Supreme Court Justice

Personal details
- Born: 4 June 1933 Bonthe, Sierra Leone
- Died: 21 July 2024 (aged 91) Freetown, Sierra Leone
- Party: Independent

= Henry M. Joko-Smart =

Sierra Leonean law professor and educator

Henry M. Joko-Smart (4 June 1933 – 21 July 2024) was a Sierra Leonean law professor, educator and Supreme Court justice.

== Early life ==
Joko-Smart was born in Bonthe, British Sierra Leone on 4 June 1933. He attended St. Edward's Secondary School in Freetown and Fourah Bay College. He obtained a B.A. in classics and a diploma in education from the University of Durham, UK, LL.B. (first class honours) and LL.M. from the University of Sheffield, UK, and a Ph.D. in law from the Law School at the School of Oriental and African Studies, University of London. He was called to the bar at Gray's Inn in London in 1965.

== Career ==
Joko-Smart had a lucrative practice in Freetown in the 1960s. From 1966 to 2000, he was a lecturer, senior lecturer, professor of law, and dean of the faculty of law of Fourah Bay College, a constituent college of the University of Sierra Leone. From 1998 to 2005, he served as a justice of the Supreme Court of Sierra Leone.
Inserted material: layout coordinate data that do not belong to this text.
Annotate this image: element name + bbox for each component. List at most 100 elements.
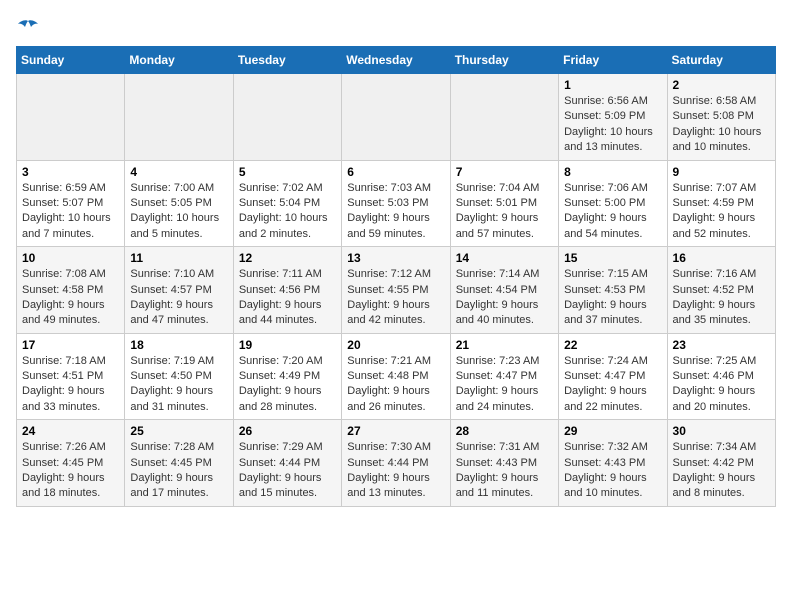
calendar-cell: 22 Sunrise: 7:24 AM Sunset: 4:47 PM Dayli… [559,333,667,420]
day-number: 27 [347,424,444,438]
calendar-cell: 9 Sunrise: 7:07 AM Sunset: 4:59 PM Daylig… [667,160,775,247]
day-number: 24 [22,424,119,438]
calendar-cell: 12 Sunrise: 7:11 AM Sunset: 4:56 PM Dayli… [233,247,341,334]
day-info: Sunrise: 7:20 AM Sunset: 4:49 PM Dayligh… [239,354,336,416]
day-number: 2 [673,78,770,92]
calendar-cell: 17 Sunrise: 7:18 AM Sunset: 4:51 PM Dayli… [17,333,125,420]
day-number: 18 [130,338,227,352]
calendar-cell: 23Sunrise: 7:25 AM Sunset: 4:46 PM Dayli… [667,333,775,420]
calendar-cell: 6Sunrise: 7:03 AM Sunset: 5:03 PM Daylig… [342,160,450,247]
day-number: 21 [456,338,553,352]
day-number: 19 [239,338,336,352]
calendar-week-4: 17 Sunrise: 7:18 AM Sunset: 4:51 PM Dayli… [17,333,776,420]
calendar-cell: 14 Sunrise: 7:14 AM Sunset: 4:54 PM Dayli… [450,247,558,334]
day-info: Sunrise: 7:06 AM Sunset: 5:00 PM Dayligh… [564,181,661,243]
day-number: 13 [347,251,444,265]
day-number: 22 [564,338,661,352]
day-number: 29 [564,424,661,438]
day-info: Sunrise: 7:02 AM Sunset: 5:04 PM Dayligh… [239,181,336,243]
day-number: 10 [22,251,119,265]
weekday-header-tuesday: Tuesday [233,47,341,74]
weekday-header-thursday: Thursday [450,47,558,74]
day-number: 25 [130,424,227,438]
day-info: Sunrise: 7:08 AM Sunset: 4:58 PM Dayligh… [22,267,119,329]
day-info: Sunrise: 7:28 AM Sunset: 4:45 PM Dayligh… [130,440,227,502]
day-info: Sunrise: 7:16 AM Sunset: 4:52 PM Dayligh… [673,267,770,329]
day-number: 20 [347,338,444,352]
day-number: 15 [564,251,661,265]
day-info: Sunrise: 6:56 AM Sunset: 5:09 PM Dayligh… [564,94,661,156]
calendar-cell: 8 Sunrise: 7:06 AM Sunset: 5:00 PM Daylig… [559,160,667,247]
day-info: Sunrise: 7:15 AM Sunset: 4:53 PM Dayligh… [564,267,661,329]
day-info: Sunrise: 6:58 AM Sunset: 5:08 PM Dayligh… [673,94,770,156]
weekday-header-saturday: Saturday [667,47,775,74]
day-info: Sunrise: 7:12 AM Sunset: 4:55 PM Dayligh… [347,267,444,329]
day-number: 30 [673,424,770,438]
calendar-cell: 26 Sunrise: 7:29 AM Sunset: 4:44 PM Dayli… [233,420,341,507]
calendar-cell: 15 Sunrise: 7:15 AM Sunset: 4:53 PM Dayli… [559,247,667,334]
calendar-week-3: 10 Sunrise: 7:08 AM Sunset: 4:58 PM Dayli… [17,247,776,334]
calendar-cell: 7 Sunrise: 7:04 AM Sunset: 5:01 PM Daylig… [450,160,558,247]
calendar-cell: 2 Sunrise: 6:58 AM Sunset: 5:08 PM Daylig… [667,74,775,161]
day-info: Sunrise: 6:59 AM Sunset: 5:07 PM Dayligh… [22,181,119,243]
weekday-header-row: SundayMondayTuesdayWednesdayThursdayFrid… [17,47,776,74]
calendar-cell: 24 Sunrise: 7:26 AM Sunset: 4:45 PM Dayli… [17,420,125,507]
calendar-cell: 27 Sunrise: 7:30 AM Sunset: 4:44 PM Dayli… [342,420,450,507]
calendar-header: SundayMondayTuesdayWednesdayThursdayFrid… [17,47,776,74]
day-info: Sunrise: 7:18 AM Sunset: 4:51 PM Dayligh… [22,354,119,416]
calendar-table: SundayMondayTuesdayWednesdayThursdayFrid… [16,46,776,507]
calendar-cell [125,74,233,161]
day-number: 16 [673,251,770,265]
calendar-cell: 10 Sunrise: 7:08 AM Sunset: 4:58 PM Dayli… [17,247,125,334]
calendar-cell: 16 Sunrise: 7:16 AM Sunset: 4:52 PM Dayli… [667,247,775,334]
calendar-cell: 28Sunrise: 7:31 AM Sunset: 4:43 PM Dayli… [450,420,558,507]
day-number: 14 [456,251,553,265]
day-number: 6 [347,165,444,179]
calendar-body: 1 Sunrise: 6:56 AM Sunset: 5:09 PM Daylig… [17,74,776,507]
calendar-cell: 3Sunrise: 6:59 AM Sunset: 5:07 PM Daylig… [17,160,125,247]
calendar-cell [233,74,341,161]
day-info: Sunrise: 7:04 AM Sunset: 5:01 PM Dayligh… [456,181,553,243]
day-info: Sunrise: 7:11 AM Sunset: 4:56 PM Dayligh… [239,267,336,329]
calendar-cell: 5Sunrise: 7:02 AM Sunset: 5:04 PM Daylig… [233,160,341,247]
calendar-cell: 4Sunrise: 7:00 AM Sunset: 5:05 PM Daylig… [125,160,233,247]
weekday-header-sunday: Sunday [17,47,125,74]
weekday-header-monday: Monday [125,47,233,74]
day-number: 17 [22,338,119,352]
day-info: Sunrise: 7:14 AM Sunset: 4:54 PM Dayligh… [456,267,553,329]
day-info: Sunrise: 7:23 AM Sunset: 4:47 PM Dayligh… [456,354,553,416]
day-number: 8 [564,165,661,179]
weekday-header-friday: Friday [559,47,667,74]
day-number: 7 [456,165,553,179]
day-info: Sunrise: 7:00 AM Sunset: 5:05 PM Dayligh… [130,181,227,243]
logo-bird-icon [16,19,38,37]
calendar-cell: 30 Sunrise: 7:34 AM Sunset: 4:42 PM Dayli… [667,420,775,507]
page-header [16,16,776,38]
day-info: Sunrise: 7:24 AM Sunset: 4:47 PM Dayligh… [564,354,661,416]
day-info: Sunrise: 7:29 AM Sunset: 4:44 PM Dayligh… [239,440,336,502]
calendar-cell: 19 Sunrise: 7:20 AM Sunset: 4:49 PM Dayli… [233,333,341,420]
day-number: 23 [673,338,770,352]
day-number: 9 [673,165,770,179]
day-info: Sunrise: 7:30 AM Sunset: 4:44 PM Dayligh… [347,440,444,502]
day-number: 12 [239,251,336,265]
calendar-week-5: 24 Sunrise: 7:26 AM Sunset: 4:45 PM Dayli… [17,420,776,507]
day-info: Sunrise: 7:21 AM Sunset: 4:48 PM Dayligh… [347,354,444,416]
calendar-cell [450,74,558,161]
day-number: 26 [239,424,336,438]
day-number: 11 [130,251,227,265]
day-info: Sunrise: 7:10 AM Sunset: 4:57 PM Dayligh… [130,267,227,329]
day-info: Sunrise: 7:31 AM Sunset: 4:43 PM Dayligh… [456,440,553,502]
calendar-cell: 21 Sunrise: 7:23 AM Sunset: 4:47 PM Dayli… [450,333,558,420]
logo [16,16,38,38]
weekday-header-wednesday: Wednesday [342,47,450,74]
calendar-cell: 13 Sunrise: 7:12 AM Sunset: 4:55 PM Dayli… [342,247,450,334]
calendar-cell: 11 Sunrise: 7:10 AM Sunset: 4:57 PM Dayli… [125,247,233,334]
calendar-cell [342,74,450,161]
day-info: Sunrise: 7:07 AM Sunset: 4:59 PM Dayligh… [673,181,770,243]
day-number: 1 [564,78,661,92]
day-info: Sunrise: 7:26 AM Sunset: 4:45 PM Dayligh… [22,440,119,502]
day-info: Sunrise: 7:34 AM Sunset: 4:42 PM Dayligh… [673,440,770,502]
calendar-cell: 20 Sunrise: 7:21 AM Sunset: 4:48 PM Dayli… [342,333,450,420]
calendar-cell: 18Sunrise: 7:19 AM Sunset: 4:50 PM Dayli… [125,333,233,420]
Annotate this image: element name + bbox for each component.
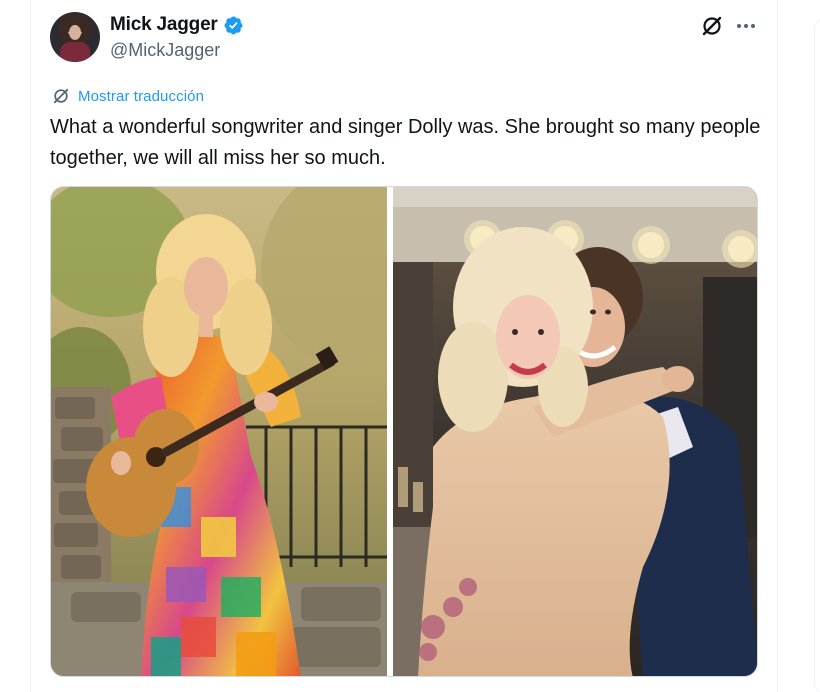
translate-icon: [53, 88, 69, 104]
show-translation-link[interactable]: Mostrar traducción: [51, 86, 204, 106]
author-display-name[interactable]: Mick Jagger: [110, 14, 218, 36]
media-grid: [50, 186, 758, 677]
more-horizontal-icon[interactable]: [734, 14, 758, 38]
avatar[interactable]: [50, 12, 100, 62]
author-handle[interactable]: @MickJagger: [110, 40, 220, 61]
tweet-text: What a wonderful songwriter and singer D…: [50, 116, 761, 169]
timeline-right-border: [777, 0, 778, 692]
media-photo-1[interactable]: [51, 187, 387, 676]
photo-dressing-room: [393, 187, 757, 676]
timeline-left-border: [30, 0, 31, 692]
show-translation-label[interactable]: Mostrar traducción: [78, 88, 204, 105]
verified-badge-icon: [224, 16, 243, 34]
sidebar-card: [814, 18, 820, 692]
tweet-page: Mick Jagger @MickJagger Mostrar traducci…: [0, 0, 820, 692]
grok-icon[interactable]: [700, 14, 724, 38]
photo-guitar-scene: [51, 187, 387, 676]
author-name-row: Mick Jagger: [110, 14, 244, 36]
media-photo-2[interactable]: [393, 187, 757, 676]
Joko-Smart was the chairman of the Sierra Leone Anti-corruption Commission between 2006 and 2007, replacing Val Collier.

Joko-Smart also served the United Nations in several capacities, including as chairman of the 21st and 35th sessions of the United Nations Commission on International Trade Law (in 1988 and 2002, respectively), and a member of the panel of arbitrators of the International Centre for the Settlement of Investment Disputes in Geneva, Switzerland.

== Personal life and death ==
Joko-Smart died in Freetown, Sierra Leone on 21 July 2024, at the age of 91.